Si le Royaume-Uni avait la volonté de limiter la portée des droits sociaux en adoptant ce protocole, l'objectif pour la Pologne est tout autre. En effet, la Pologne voulait s'assurer que « la Charte ne porte atteinte en aucune manière au droit des Etats membres de légiférer dans le domaine de la moralité publique, du droit de la famille ainsi que de la protection de la dignité humaine et du respect de l'intégrité humaine physique et morale »315. La Pologne désirait ainsi protéger sa conception de la famille. « A vrai dire, on voit mal comment le protocole pouvait répondre aux préoccupations polonaises puisque celles-ci portent sur des aspects du droit de la famille qui sont déjà largement couvertes par la Convention européenne des droits de l'homme à laquelle la Pologne est partie »316.

Les déclarations de la Pologne et du Royaume-Uni conduisent à ce que la Charte ne leurs soit pas appliquée.

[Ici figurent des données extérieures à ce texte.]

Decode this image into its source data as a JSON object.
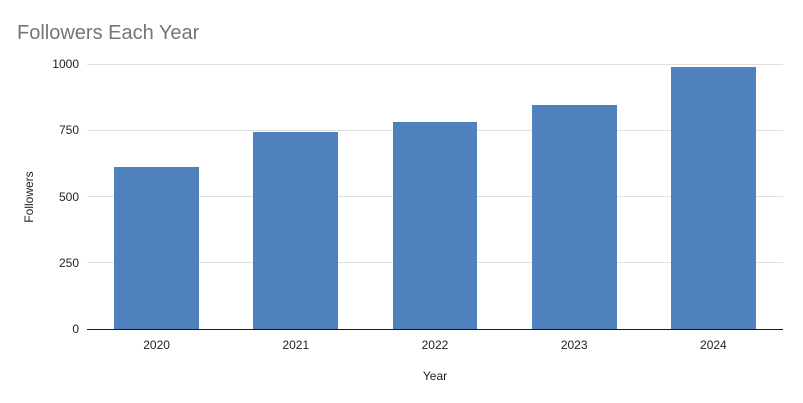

« En réalité elle doit s'imposer aux institutions européennes. « C'est plus symbolique qu'autre chose », affirme un diplomate. Ce qui est loin d'être certain. En effet, dès lors que la charte a une valeur juridique contraignante pour les institutions, la Cour de justice devient officiellement compétente pour en garantir l'application »317.

Ainsi, pour le Royaume-Uni et la Pologne, « ni la Cour de justice ni une juridiction de l'un des ces Etats ne peut constater l'incompatibilité d'une règle de l'un de ces Etats avec la Charte, laquelle, par ailleurs, ne crée aucun « droit justiciable » applicable à l'un de ces Etats »318.

Les critiques sur ce protocole sont nombreuses. En effet, « il suffit de lire le protocole (avec soin et sans rire) pour voir qu'il n'a guère de sens »319. En effet, l'applicabilité d'une telle immunité semble difficilement envisageable.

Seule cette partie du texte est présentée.